There is an alternative view: generative AI can sometimes reduce environmental impact by cutting the travel associated with video production or photography as well as limiting printing or shipping. The counter-argument is that savings are cancelled out if AI leads to excessive experimentation or intensive cloud-based workflows. In conclusion, if creation processes create efficiency, generative AI is neither automatically good nor automatically bad for the environment. In reality generative AI is often a ‘hit-and-miss’ process with large numbers of unused generations.
What are the general principles of use?
A good baseline when planning, developing concepts and presenting creative work is honesty about AI content + checking consent in the training data + accountability for use.
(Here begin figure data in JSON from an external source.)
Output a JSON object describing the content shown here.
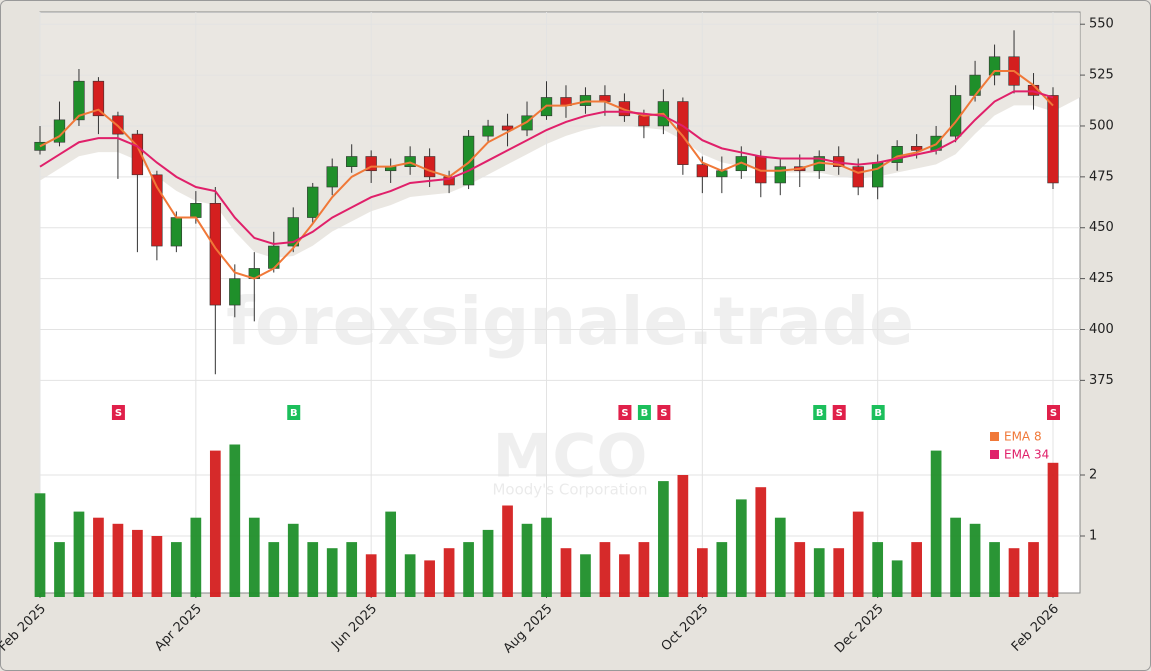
{
  "chart_data": {
    "type": "candlestick",
    "watermark": "forexsignale.trade",
    "symbol": "MCO",
    "company": "Moody's Corporation",
    "categories": [
      "Feb 2025",
      null,
      null,
      null,
      null,
      null,
      null,
      null,
      "Apr 2025",
      null,
      null,
      null,
      null,
      null,
      null,
      null,
      null,
      "Jun 2025",
      null,
      null,
      null,
      null,
      null,
      null,
      null,
      null,
      "Aug 2025",
      null,
      null,
      null,
      null,
      null,
      null,
      null,
      "Oct 2025",
      null,
      null,
      null,
      null,
      null,
      null,
      null,
      null,
      "Dec 2025",
      null,
      null,
      null,
      null,
      null,
      null,
      null,
      null,
      "Feb 2026"
    ],
    "open": [
      488,
      492,
      503,
      522,
      505,
      496,
      476,
      441,
      455,
      462,
      412,
      425,
      430,
      441,
      455,
      470,
      480,
      485,
      478,
      480,
      485,
      475,
      471,
      495,
      500,
      498,
      505,
      514,
      510,
      515,
      512,
      505,
      500,
      512,
      481,
      475,
      478,
      485,
      472,
      480,
      478,
      485,
      480,
      470,
      482,
      490,
      488,
      495,
      515,
      525,
      534,
      520,
      515
    ],
    "high": [
      500,
      512,
      528,
      524,
      507,
      498,
      478,
      458,
      468,
      470,
      432,
      438,
      448,
      460,
      472,
      484,
      491,
      488,
      484,
      490,
      489,
      478,
      498,
      503,
      506,
      512,
      522,
      520,
      519,
      520,
      516,
      508,
      518,
      514,
      485,
      485,
      490,
      488,
      484,
      486,
      488,
      490,
      484,
      486,
      493,
      496,
      500,
      520,
      532,
      540,
      547,
      526,
      519
    ],
    "low": [
      486,
      490,
      500,
      496,
      474,
      438,
      434,
      438,
      452,
      378,
      406,
      404,
      428,
      438,
      452,
      466,
      477,
      472,
      472,
      476,
      470,
      467,
      469,
      492,
      490,
      495,
      503,
      504,
      506,
      505,
      502,
      494,
      496,
      476,
      467,
      467,
      474,
      465,
      466,
      470,
      474,
      476,
      466,
      464,
      478,
      484,
      486,
      492,
      512,
      520,
      516,
      508,
      469
    ],
    "close": [
      492,
      503,
      522,
      505,
      496,
      476,
      441,
      455,
      462,
      412,
      425,
      430,
      441,
      455,
      470,
      480,
      485,
      478,
      480,
      485,
      475,
      471,
      495,
      500,
      498,
      505,
      514,
      510,
      515,
      512,
      505,
      500,
      512,
      481,
      475,
      478,
      485,
      472,
      480,
      478,
      485,
      480,
      470,
      482,
      490,
      488,
      495,
      515,
      525,
      534,
      520,
      515,
      472
    ],
    "volume": [
      1.7,
      0.9,
      1.4,
      1.3,
      1.2,
      1.1,
      1.0,
      0.9,
      1.3,
      2.4,
      2.5,
      1.3,
      0.9,
      1.2,
      0.9,
      0.8,
      0.9,
      0.7,
      1.4,
      0.7,
      0.6,
      0.8,
      0.9,
      1.1,
      1.5,
      1.2,
      1.3,
      0.8,
      0.7,
      0.9,
      0.7,
      0.9,
      1.9,
      2.0,
      0.8,
      0.9,
      1.6,
      1.8,
      1.3,
      0.9,
      0.8,
      0.8,
      1.4,
      0.9,
      0.6,
      0.9,
      2.4,
      1.3,
      1.2,
      0.9,
      0.8,
      0.9,
      2.2
    ],
    "volume_ticks": [
      1,
      2
    ],
    "volume_lim": [
      0,
      3.1
    ],
    "up_color": "#1f8f2a",
    "down_color": "#d41f1f",
    "series": [
      {
        "name": "EMA 8",
        "color": "#f07838",
        "values": [
          490,
          495,
          505,
          508,
          500,
          490,
          470,
          455,
          455,
          440,
          428,
          425,
          430,
          440,
          452,
          465,
          475,
          480,
          480,
          482,
          478,
          475,
          482,
          492,
          497,
          502,
          510,
          510,
          512,
          512,
          508,
          505,
          506,
          495,
          482,
          478,
          482,
          478,
          478,
          479,
          482,
          481,
          477,
          479,
          485,
          487,
          491,
          502,
          515,
          527,
          527,
          520,
          510
        ]
      },
      {
        "name": "EMA 34",
        "color": "#e0206a",
        "values": [
          480,
          486,
          492,
          494,
          494,
          490,
          482,
          475,
          470,
          468,
          455,
          445,
          442,
          443,
          448,
          455,
          460,
          465,
          468,
          472,
          473,
          474,
          478,
          483,
          488,
          493,
          498,
          502,
          505,
          507,
          507,
          506,
          505,
          500,
          493,
          489,
          487,
          485,
          484,
          484,
          484,
          482,
          481,
          482,
          484,
          486,
          488,
          493,
          503,
          512,
          517,
          517,
          514
        ]
      }
    ],
    "signals": [
      null,
      null,
      null,
      null,
      "S",
      null,
      null,
      null,
      null,
      null,
      null,
      null,
      null,
      "B",
      null,
      null,
      null,
      null,
      null,
      null,
      null,
      null,
      null,
      null,
      null,
      null,
      null,
      null,
      null,
      null,
      "S",
      "B",
      "S",
      null,
      null,
      null,
      null,
      null,
      null,
      null,
      "B",
      "S",
      null,
      "B",
      null,
      null,
      null,
      null,
      null,
      null,
      null,
      null,
      "S"
    ],
    "ylim": [
      357,
      556
    ],
    "yticks": [
      375,
      400,
      425,
      450,
      475,
      500,
      525,
      550
    ],
    "grid": true
  }
}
Be honest about what you did, seek consent where rights and confidentiality are involved, and remain accountable for the final output (including bias, harm, infringement risk, and quality).
Avoid emulating the work from other artists or designers. Do not generate lookalikes of real people without permission. Keep documentation or proof of your process and use licensed/permissioned inputs where possible eg Adobe Firefly. Ensure your input to the project is clear, tangible and measurable. Ultimately, if you feel uncomfortable explaining your workflow to the client, the audience or a peer you respect, that’s a sign you are likely not acting in an ethical manner.